Friday, September 03, 2004

 


 

Judge Questions Industry Effort To Have Courts Hear Data Law Complaints

 

Industry attempts to have federal courts review the data that agencies use to make decisions appear to have suffered a setback as a federal judge questioned whether industry groups in a key case have standing to sue and suggested that the data quality law does not provide authority for courts to review the information.

 

“I'm having trouble seeing [statutory] language that provides for judicial review” of data quality decisions, U.S. District Judge Gerald Bruce Lee said during Sept. 3 oral arguments in a case that industry sources are hoping will establish courts' rights to review agency data decisions.

 

At issue is whether federal courts can review agency decisions on private parties’ petitions seeking correction of data EPA and other agencies use when making their decisions. The Information Quality Act (IQA) created a process for private parties to petition EPA and other agencies to correct data and required the White House Office of Management and Budget (OMB) to issue guidelines to agencies on ensuring the “quality, objectivity, utility and integrity” of data.

 

Since Congress passed the IQA, industry officials and other observers have argued it could create a new way for parties to sue EPA and other agencies over the data the agencies use in their decision-making.
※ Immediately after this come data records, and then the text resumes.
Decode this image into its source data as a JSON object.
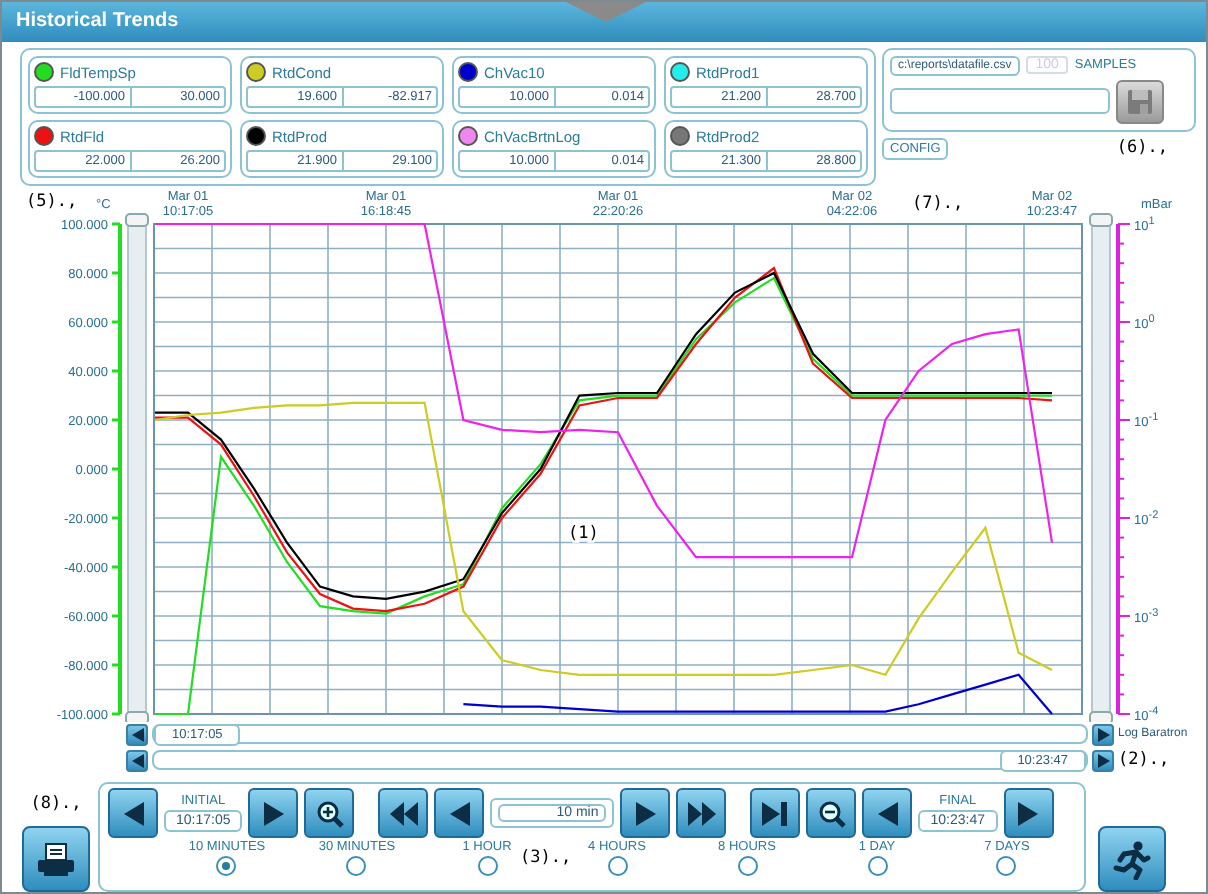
{
  "window": {
    "title": "Historical Trends"
  },
  "legend": [
    {
      "name": "FldTempSp",
      "color": "#22dd22",
      "min": "-100.000",
      "max": "30.000"
    },
    {
      "name": "RtdCond",
      "color": "#cccc22",
      "min": "19.600",
      "max": "-82.917"
    },
    {
      "name": "ChVac10",
      "color": "#0000cc",
      "min": "10.000",
      "max": "0.014"
    },
    {
      "name": "RtdProd1",
      "color": "#22eeee",
      "min": "21.200",
      "max": "28.700"
    },
    {
      "name": "RtdFld",
      "color": "#ee1111",
      "min": "22.000",
      "max": "26.200"
    },
    {
      "name": "RtdProd",
      "color": "#000000",
      "min": "21.900",
      "max": "29.100"
    },
    {
      "name": "ChVacBrtnLog",
      "color": "#ee88ee",
      "min": "10.000",
      "max": "0.014"
    },
    {
      "name": "RtdProd2",
      "color": "#777777",
      "min": "21.300",
      "max": "28.800"
    }
  ],
  "export": {
    "file": "c:\\reports\\datafile.csv",
    "samples": "100",
    "samples_label": "SAMPLES",
    "samples_disabled": true
  },
  "config_button": "CONFIG",
  "callouts": [
    "(5).,",
    "(7).,",
    "(1)",
    "(6).,",
    "(2).,",
    "(3).,",
    "(8).,"
  ],
  "chart": {
    "chart_data": {
      "type": "line",
      "ylabel": "°C",
      "categories": [
        null,
        "Mar 01\n10:17:05",
        null,
        null,
        null,
        null,
        null,
        "Mar 01\n16:18:45",
        null,
        null,
        null,
        null,
        null,
        "Mar 01\n22:20:26",
        null,
        null,
        null,
        null,
        null,
        "Mar 02\n04:22:06",
        null,
        null,
        null,
        null,
        null,
        "Mar 02\n10:23:47"
      ],
      "grid": true,
      "ylim": [
        -100,
        100
      ],
      "yticks": [
        {
          "value": 100,
          "label": "100.000"
        },
        {
          "value": 80,
          "label": "80.000"
        },
        {
          "value": 60,
          "label": "60.000"
        },
        {
          "value": 40,
          "label": "40.000"
        },
        {
          "value": 20,
          "label": "20.000"
        },
        {
          "value": 0,
          "label": "0.000"
        },
        {
          "value": -20,
          "label": "-20.000"
        },
        {
          "value": -40,
          "label": "-40.000"
        },
        {
          "value": -60,
          "label": "-60.000"
        },
        {
          "value": -80,
          "label": "-80.000"
        },
        {
          "value": -100,
          "label": "-100.000"
        }
      ],
      "series": [
        {
          "color": "#22dd22",
          "values": [
            -100,
            -100,
            5,
            -15,
            -38,
            -56,
            -58,
            -59,
            -52,
            -47,
            -16,
            2,
            28,
            30,
            30,
            53,
            68,
            78,
            45,
            30,
            30,
            30,
            30,
            30,
            30,
            30
          ]
        },
        {
          "color": "#ee1111",
          "values": [
            21,
            21,
            10,
            -11,
            -34,
            -51,
            -57,
            -58,
            -55,
            -48,
            -20,
            -2,
            26,
            29,
            29,
            51,
            70,
            82,
            43,
            29,
            29,
            29,
            29,
            29,
            29,
            28
          ]
        },
        {
          "color": "#000000",
          "values": [
            23,
            23,
            12,
            -8,
            -30,
            -48,
            -52,
            -53,
            -50,
            -45,
            -18,
            0,
            30,
            31,
            31,
            55,
            72,
            80,
            47,
            31,
            31,
            31,
            31,
            31,
            31,
            31
          ]
        },
        {
          "color": "#cccc22",
          "values": [
            20,
            22,
            23,
            25,
            26,
            26,
            27,
            27,
            27,
            -58,
            -78,
            -82,
            -84,
            -84,
            -84,
            -84,
            -84,
            -84,
            -82,
            -80,
            -84,
            -61,
            -42,
            -24,
            -75,
            -82
          ]
        },
        {
          "color": "#0000cc",
          "values": [
            null,
            null,
            null,
            null,
            null,
            null,
            null,
            null,
            null,
            -96,
            -97,
            -97,
            -98,
            -99,
            -99,
            -99,
            -99,
            -99,
            -99,
            -99,
            -99,
            -96,
            -92,
            -88,
            -84,
            -100
          ]
        },
        {
          "color": "#ee22ee",
          "values": [
            100,
            100,
            100,
            100,
            100,
            100,
            100,
            100,
            100,
            20,
            16,
            15,
            16,
            15,
            -15,
            -36,
            -36,
            -36,
            -36,
            -36,
            20,
            40,
            51,
            55,
            57,
            -30
          ]
        }
      ]
    },
    "right_axis": {
      "unit": "mBar",
      "ticks": [
        {
          "base": "10",
          "exp": "1"
        },
        {
          "base": "10",
          "exp": "0"
        },
        {
          "base": "10",
          "exp": "-1"
        },
        {
          "base": "10",
          "exp": "-2"
        },
        {
          "base": "10",
          "exp": "-3"
        },
        {
          "base": "10",
          "exp": "-4"
        }
      ]
    }
  },
  "scroll": {
    "start": "10:17:05",
    "axis_name": "Log Baratron",
    "end": "10:23:47"
  },
  "navigation": [
    {
      "kind": "back"
    },
    {
      "kind": "time",
      "label": "INITIAL",
      "value": "10:17:05"
    },
    {
      "kind": "forward"
    },
    {
      "kind": "zoom-in"
    },
    {
      "kind": "rewind"
    },
    {
      "kind": "back"
    },
    {
      "kind": "span",
      "value": "10 min"
    },
    {
      "kind": "forward"
    },
    {
      "kind": "fast-forward"
    },
    {
      "kind": "skip-end"
    },
    {
      "kind": "zoom-out"
    },
    {
      "kind": "back"
    },
    {
      "kind": "time",
      "label": "FINAL",
      "value": "10:23:47"
    },
    {
      "kind": "forward"
    }
  ],
  "ranges": [
    {
      "label": "10 MINUTES",
      "selected": true
    },
    {
      "label": "30 MINUTES",
      "selected": false
    },
    {
      "label": "1 HOUR",
      "selected": false
    },
    {
      "label": "4 HOURS",
      "selected": false
    },
    {
      "label": "8 HOURS",
      "selected": false
    },
    {
      "label": "1 DAY",
      "selected": false
    },
    {
      "label": "7 DAYS",
      "selected": false
    }
  ]
}
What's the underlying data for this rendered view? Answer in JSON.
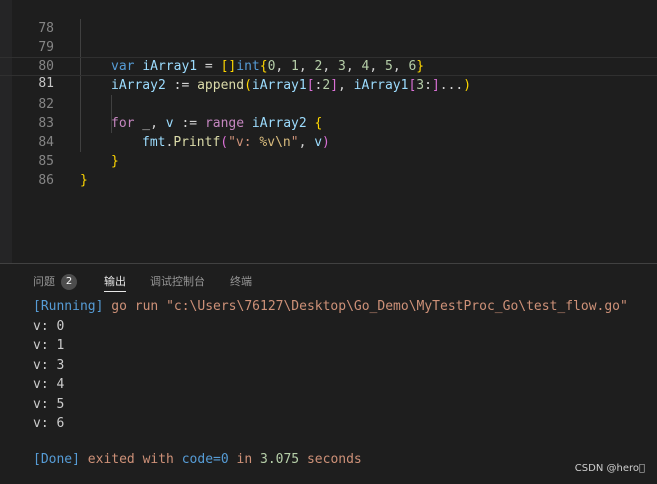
{
  "editor": {
    "lines": [
      {
        "num": "78"
      },
      {
        "num": "79"
      },
      {
        "num": "80"
      },
      {
        "num": "81"
      },
      {
        "num": "82"
      },
      {
        "num": "83"
      },
      {
        "num": "84"
      },
      {
        "num": "85"
      },
      {
        "num": "86"
      }
    ],
    "code": {
      "l79_var": "var",
      "l79_name": "iArray1",
      "l79_assign": " = ",
      "l79_open": "[]",
      "l79_type": "int",
      "l79_brace_open": "{",
      "l79_n0": "0",
      "l79_n1": "1",
      "l79_n2": "2",
      "l79_n3": "3",
      "l79_n4": "4",
      "l79_n5": "5",
      "l79_n6": "6",
      "l79_brace_close": "}",
      "l80_name": "iArray2",
      "l80_assign": " := ",
      "l80_fn": "append",
      "l80_paren_open": "(",
      "l80_arg1": "iArray1",
      "l80_slice1_open": "[",
      "l80_slice1_body": ":",
      "l80_num2": "2",
      "l80_slice1_close": "]",
      "l80_comma": ", ",
      "l80_arg2": "iArray1",
      "l80_slice2_open": "[",
      "l80_num3": "3",
      "l80_slice2_body": ":",
      "l80_slice2_close": "]",
      "l80_ellipsis": "...",
      "l80_paren_close": ")",
      "l82_for": "for",
      "l82_blank": " _, ",
      "l82_v": "v",
      "l82_assign": " := ",
      "l82_range": "range",
      "l82_space": " ",
      "l82_iter": "iArray2",
      "l82_brace": "{",
      "l83_pkg": "fmt",
      "l83_dot": ".",
      "l83_fn": "Printf",
      "l83_paren_open": "(",
      "l83_str1": "\"v: ",
      "l83_fmt": "%v\\n",
      "l83_str2": "\"",
      "l83_comma": ", ",
      "l83_v": "v",
      "l83_paren_close": ")",
      "l84_brace": "}",
      "l85_brace": "}"
    }
  },
  "panel": {
    "tabs": [
      {
        "label": "问题",
        "badge": "2"
      },
      {
        "label": "输出"
      },
      {
        "label": "调试控制台"
      },
      {
        "label": "终端"
      }
    ],
    "output": {
      "running_tag": "[Running]",
      "running_cmd": " go run \"c:\\Users\\76127\\Desktop\\Go_Demo\\MyTestProc_Go\\test_flow.go\"",
      "lines": [
        "v: 0",
        "v: 1",
        "v: 3",
        "v: 4",
        "v: 5",
        "v: 6"
      ],
      "done_tag": "[Done]",
      "done_text1": " exited with ",
      "done_code": "code=0",
      "done_text2": " in ",
      "done_time": "3.075",
      "done_text3": " seconds"
    }
  },
  "watermark": "CSDN @hero\u0000"
}
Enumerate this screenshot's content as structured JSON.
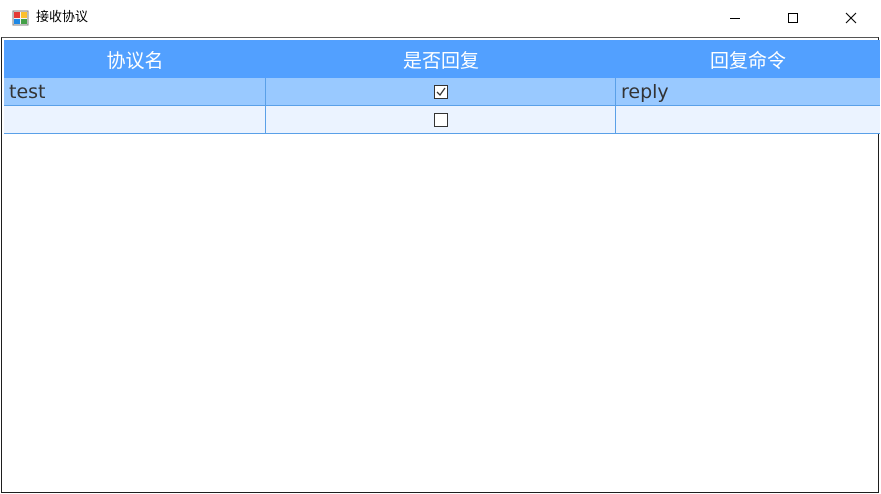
{
  "window": {
    "title": "接收协议",
    "icon": "app-window-icon"
  },
  "grid": {
    "columns": [
      "协议名",
      "是否回复",
      "回复命令"
    ],
    "rows": [
      {
        "name": "test",
        "reply": true,
        "command": "reply"
      },
      {
        "name": "",
        "reply": false,
        "command": ""
      }
    ],
    "colors": {
      "header_bg": "#52a0ff",
      "selected_row_bg": "#99c9ff",
      "new_row_bg": "#ebf3ff",
      "grid_line": "#5aa0e8"
    }
  }
}
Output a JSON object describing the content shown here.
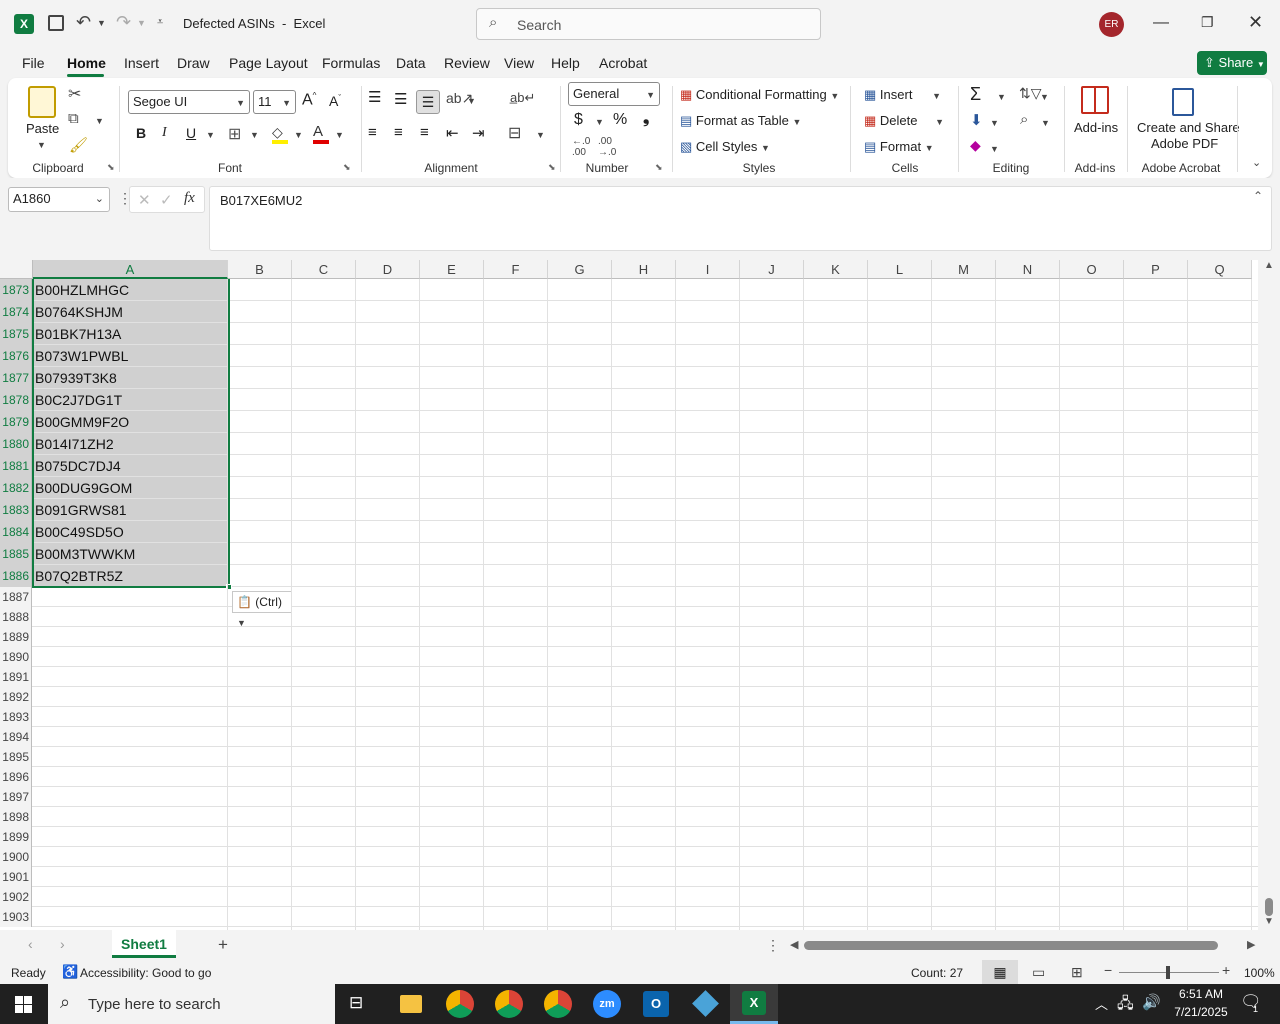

Critics have charged that the law is intended to delay agency action by creating a new mechanism for industry to challenge the data behind EPA and other agencies’ decisions.

 

However, courts have not yet ruled on whether courts can review agency decisions under the law. Earlier this year, an informal ruling from a federal district court in Minnesota suggested that courts did not have jurisdiction to review data quality challenges.

 

Since then, industry sources have pinned their hopes on a case pending in a federal district court in Virginia, Salt Institute and Chamber of Commerce of the United States v. Thompson, to set a precedent allowing federal courts to review agency decisions under the law. The suit is targeting a study that Department of Health and Human Services (HHS) used to justify a 2002 recommendation urging consumers to restrict sodium intake by salt consumption in order to limit high blood pressure.

 

Industry says that HHS' failure to release the study, as well as flawed assumptions in the study, raises questions about the validity of the department's recommendation.

 

However, during oral arguments Sept. 3, Judge Lee of the U.S. District Court for the Eastern District of Virginia challenged whether industry had standing to make its claim because they could not demonstrate that the HHS recommendation harmed them. Lee also questioned whether the court has authority to review the claim even if standing is established.

 

Specifically, Lee appeared to question whether industry met the three-part test to determine whether a party has standing to sue: he questioned whether the industry groups had, in fact, suffered an injury; whether the industry groups could trace their injury to the HHS study because the data are already available from other sources; and he questioned whether a court ruling would remedy the situation.

 

Requiring a change in the HHS recommendation would not “remove the data from discourse,” he said, echoing government claims that the industry groups could not trace their injury back to the HHS-sponsored study because that data have already been available from other sources.

 

“What makes this claim more than a generalized grievance?” Lee asked, adding that industry expects it has standing only because “the government did not do what you wanted.”

 

While industry attorneys argued that the results of the study have been used to create a negative effect on the salt industry, the judge was not convinced, in part, because the study in question is not the first to recommend that Americans reduce their intake of sodium.

 

The judge also questioned whether the plain language of the IQA or its legislative history provided the court with the authority to review HHS' decisions. Lee told industry attorneys that neither the legislative history or the statute itself mentions a judicial right of review.

 

“You're saying [the IQA] is a sea change” in how courts address agency actions, Lee said, but “where do you find that in the legislative history?” The industry attorneys agreed that there was little legislative history on the issue, adding that they were “happy to rely on the text.” But Lee responded that there was no such authority.

 

The judge also expressed concern that allowing courts to review agency actions would have the effect of limiting scientific discourse. “It's going to stifle science, isn't it,” Lee asked.

 

But industry attorneys objected to that characterization, arguing that the quality of the data and not the findings themselves were at stake. “You're not going to get into the science. That's not what this is about,” one industry attorney said.

 

Another industry attorney told Inside EPA following the oral arguments that these policy concerns have no merit. The government has raised the issue as a “boogie man,” the source said, arguing that giving courts the ability to review agency data would result in a more transparent rulemaking process. The attorney added that if the court dismisses their claim, the Chamber of Commerce and the Salt Institute would appeal the decision.

 

Lee told the attorneys that he expects to issue a decision by December.